That certainly was my experience on a visit to Runnymede on October 31, from the moment we drove into the car park past The National Trust sign stating that we had arrived at “The birthplace of modern democracy.”
This place, in between Windsor and Staines in southern England, is best known for the role it played as the site by the banks of the River Thames where, on June 15, 1215, it is widely believed that King John affixed his seal to a document known as the Magna Carta, imposed upon him by a group of his subjects, the feudal barons, in an attempt to limit his powers by law and protect their rights.
Our visit to Runnymede was to enable our friends, Shel (my podcasting partner) and Michele Holtz, to see this place on their visit to the UK this past week. I’ve been here before, but the last time was well over 20 years ago.
And so we strolled across the meadow on a beautifully sunny and unseasonably mild October morning to be at the place that marks a milestone in history that has had a direct influence on the fortunes of many countries over the centuries.
Without doubt, this place is one of major significance yet has none of the glitz or shallow commercialism that afflict so many places of historic interest.
The site where King John and the feudal barons gathered to consummate Magna Carta is tucked away among trees, with understated majesty in its location and its temple-like construction.
I hadn’t realized, until this visit, that the structure marking the physical place of Magna Carta was built and is maintained by the American Bar Association.
Yet it’s not hard to see why there is such a strong connection as the principles of Magna Carta are foundational to the American constitution and the shared belief between the UK and USA in the individual freedoms and rights of its citizens under the rule of law.
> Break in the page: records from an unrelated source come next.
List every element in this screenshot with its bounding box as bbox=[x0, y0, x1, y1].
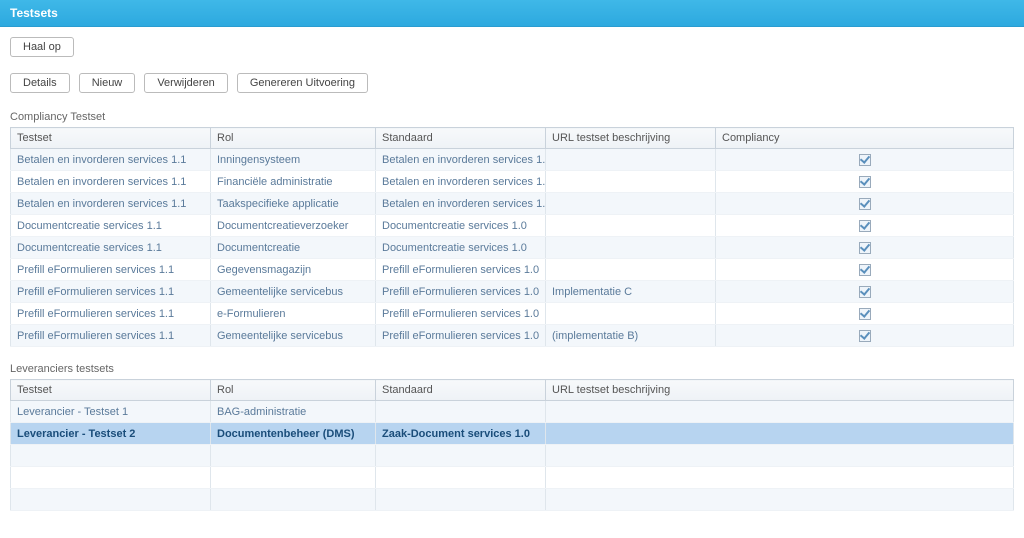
table-row[interactable]: Documentcreatie services 1.1Documentcrea… bbox=[11, 237, 1014, 259]
table-row[interactable]: Prefill eFormulieren services 1.1Gemeent… bbox=[11, 281, 1014, 303]
cell-testset: Betalen en invorderen services 1.1 bbox=[11, 193, 211, 215]
col-header-url[interactable]: URL testset beschrijving bbox=[546, 128, 716, 149]
cell-standaard: Prefill eFormulieren services 1.0 bbox=[376, 259, 546, 281]
compliancy-checkbox[interactable] bbox=[859, 154, 871, 166]
cell-rol: e-Formulieren bbox=[211, 303, 376, 325]
cell-url bbox=[546, 193, 716, 215]
table-row[interactable]: Prefill eFormulieren services 1.1Gemeent… bbox=[11, 325, 1014, 347]
table-row-empty bbox=[11, 445, 1014, 467]
compliancy-checkbox[interactable] bbox=[859, 330, 871, 342]
cell-url bbox=[546, 237, 716, 259]
table-row-empty bbox=[11, 489, 1014, 511]
cell-standaard: Prefill eFormulieren services 1.0 bbox=[376, 325, 546, 347]
cell-standaard: Documentcreatie services 1.0 bbox=[376, 237, 546, 259]
compliancy-checkbox[interactable] bbox=[859, 242, 871, 254]
cell-compliancy bbox=[716, 237, 1014, 259]
cell-standaard: Zaak-Document services 1.0 bbox=[376, 423, 546, 445]
compliancy-checkbox[interactable] bbox=[859, 176, 871, 188]
cell-url: Implementatie C bbox=[546, 281, 716, 303]
page-header: Testsets bbox=[0, 0, 1024, 27]
cell-compliancy bbox=[716, 171, 1014, 193]
table-row[interactable]: Leverancier - Testset 1BAG-administratie bbox=[11, 401, 1014, 423]
cell-compliancy bbox=[716, 149, 1014, 171]
col-header-standaard[interactable]: Standaard bbox=[376, 380, 546, 401]
cell-standaard: Betalen en invorderen services 1.0 bbox=[376, 171, 546, 193]
cell-testset: Betalen en invorderen services 1.1 bbox=[11, 149, 211, 171]
cell-rol: Financiële administratie bbox=[211, 171, 376, 193]
cell-rol: Taakspecifieke applicatie bbox=[211, 193, 376, 215]
cell-testset: Betalen en invorderen services 1.1 bbox=[11, 171, 211, 193]
cell-rol: BAG-administratie bbox=[211, 401, 376, 423]
cell-standaard: Betalen en invorderen services 1.0 bbox=[376, 149, 546, 171]
cell-rol: Gegevensmagazijn bbox=[211, 259, 376, 281]
cell-rol: Gemeentelijke servicebus bbox=[211, 281, 376, 303]
cell-compliancy bbox=[716, 281, 1014, 303]
table-row[interactable]: Betalen en invorderen services 1.1Inning… bbox=[11, 149, 1014, 171]
cell-rol: Documentenbeheer (DMS) bbox=[211, 423, 376, 445]
cell-url bbox=[546, 215, 716, 237]
cell-rol: Documentcreatieverzoeker bbox=[211, 215, 376, 237]
col-header-testset[interactable]: Testset bbox=[11, 380, 211, 401]
cell-url bbox=[546, 171, 716, 193]
cell-testset: Prefill eFormulieren services 1.1 bbox=[11, 303, 211, 325]
page-title: Testsets bbox=[10, 6, 58, 20]
table-row[interactable]: Prefill eFormulieren services 1.1e-Formu… bbox=[11, 303, 1014, 325]
col-header-rol[interactable]: Rol bbox=[211, 128, 376, 149]
cell-standaard: Documentcreatie services 1.0 bbox=[376, 215, 546, 237]
cell-url bbox=[546, 303, 716, 325]
verwijderen-button[interactable]: Verwijderen bbox=[144, 73, 227, 93]
cell-url bbox=[546, 149, 716, 171]
col-header-testset[interactable]: Testset bbox=[11, 128, 211, 149]
table-row[interactable]: Documentcreatie services 1.1Documentcrea… bbox=[11, 215, 1014, 237]
compliancy-section-label: Compliancy Testset bbox=[0, 111, 1024, 127]
col-header-standaard[interactable]: Standaard bbox=[376, 128, 546, 149]
compliancy-checkbox[interactable] bbox=[859, 264, 871, 276]
cell-url bbox=[546, 259, 716, 281]
cell-compliancy bbox=[716, 303, 1014, 325]
cell-compliancy bbox=[716, 325, 1014, 347]
cell-url: (implementatie B) bbox=[546, 325, 716, 347]
cell-testset: Leverancier - Testset 2 bbox=[11, 423, 211, 445]
cell-compliancy bbox=[716, 193, 1014, 215]
cell-compliancy bbox=[716, 215, 1014, 237]
table-row[interactable]: Leverancier - Testset 2Documentenbeheer … bbox=[11, 423, 1014, 445]
genereren-uitvoering-button[interactable]: Genereren Uitvoering bbox=[237, 73, 368, 93]
cell-testset: Prefill eFormulieren services 1.1 bbox=[11, 281, 211, 303]
col-header-compliancy[interactable]: Compliancy bbox=[716, 128, 1014, 149]
leveranciers-grid: Testset Rol Standaard URL testset beschr… bbox=[10, 379, 1014, 511]
table-row[interactable]: Prefill eFormulieren services 1.1Gegeven… bbox=[11, 259, 1014, 281]
compliancy-checkbox[interactable] bbox=[859, 220, 871, 232]
col-header-rol[interactable]: Rol bbox=[211, 380, 376, 401]
table-row-empty bbox=[11, 467, 1014, 489]
cell-testset: Documentcreatie services 1.1 bbox=[11, 237, 211, 259]
compliancy-checkbox[interactable] bbox=[859, 308, 871, 320]
cell-standaard: Prefill eFormulieren services 1.0 bbox=[376, 281, 546, 303]
cell-url bbox=[546, 401, 1014, 423]
cell-standaard bbox=[376, 401, 546, 423]
table-row[interactable]: Betalen en invorderen services 1.1Taaksp… bbox=[11, 193, 1014, 215]
cell-testset: Leverancier - Testset 1 bbox=[11, 401, 211, 423]
cell-rol: Documentcreatie bbox=[211, 237, 376, 259]
cell-testset: Documentcreatie services 1.1 bbox=[11, 215, 211, 237]
cell-standaard: Betalen en invorderen services 1.0 bbox=[376, 193, 546, 215]
compliancy-grid: Testset Rol Standaard URL testset beschr… bbox=[10, 127, 1014, 347]
compliancy-checkbox[interactable] bbox=[859, 198, 871, 210]
cell-rol: Gemeentelijke servicebus bbox=[211, 325, 376, 347]
cell-rol: Inningensysteem bbox=[211, 149, 376, 171]
cell-standaard: Prefill eFormulieren services 1.0 bbox=[376, 303, 546, 325]
compliancy-checkbox[interactable] bbox=[859, 286, 871, 298]
cell-testset: Prefill eFormulieren services 1.1 bbox=[11, 259, 211, 281]
details-button[interactable]: Details bbox=[10, 73, 70, 93]
nieuw-button[interactable]: Nieuw bbox=[79, 73, 136, 93]
table-row[interactable]: Betalen en invorderen services 1.1Financ… bbox=[11, 171, 1014, 193]
leveranciers-section-label: Leveranciers testsets bbox=[0, 363, 1024, 379]
col-header-url[interactable]: URL testset beschrijving bbox=[546, 380, 1014, 401]
cell-testset: Prefill eFormulieren services 1.1 bbox=[11, 325, 211, 347]
cell-compliancy bbox=[716, 259, 1014, 281]
toolbar: Haal op Details Nieuw Verwijderen Genere… bbox=[0, 27, 1024, 111]
cell-url bbox=[546, 423, 1014, 445]
haal-op-button[interactable]: Haal op bbox=[10, 37, 74, 57]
Within the temple-like structure sits the symbol of Magna Carta, a rounded tall stone obelisk with the simple words “To commemorate Magna Carta, symbol of freedom under law.”
This is about symbolism, which makes it easy for me to visualize the events that took place on this site in 1215.
I can imagine King John sitting here with those who spoke for the feudal barons, surrounded probably by entourages, soldiers and horses and other men.
The royal barge would likely have been moored at the riverbank.
What kind of gathering was it, I wonder. Given that John was forced to accede to the demands of the barons and so agree to the Magna Carta – the alternative being a bloody civil war – it was likely not a happy, smiling social gathering.
With the document now bearing the seal of King John it was a done deal, as it were. Yet the sealing in 1215 proved to be a failure in terms of preventing a bloody war as King John subsequently refused to accept and abide by the Magna Carta, the document he had sealed himself.
That led to a civil war known as The First Barons’ War from 1215 to 1217.
But, what took place at Runnymede on that June day in 1215 was an important part of the subsequent protracted historical process that eventually led to the rule of constitutional law in England and beyond.
You can read more in the Wikipedia entry, which has substantial links to other reference material on Wikipedia and elsewhere.
Another significant aspect of Runnymede, that we also visited, is a memorial to an event that occurred in the 20th century, almost 750 years after Magna Carta.
That event was the assassination of US President John F. Kennedy in November 1963, marked by a memorial and the acre of land in which it was placed, given to the United States: that acre of land is American soil.
These two sites of special interest, marking significant events centuries apart, are a good reminder of the connected values we hold dear in a turbulent world, and what they symbolize to each of us.
- If you’ve done the maths on the dates I’ve mentioned, you’ll note that next year, 2015, is the 800th anniversary of Magna Carta. I expect we’ll see more mentions of Magna Carta leading up to next June, which I hope will lead to greater discussion about and understanding of its principles.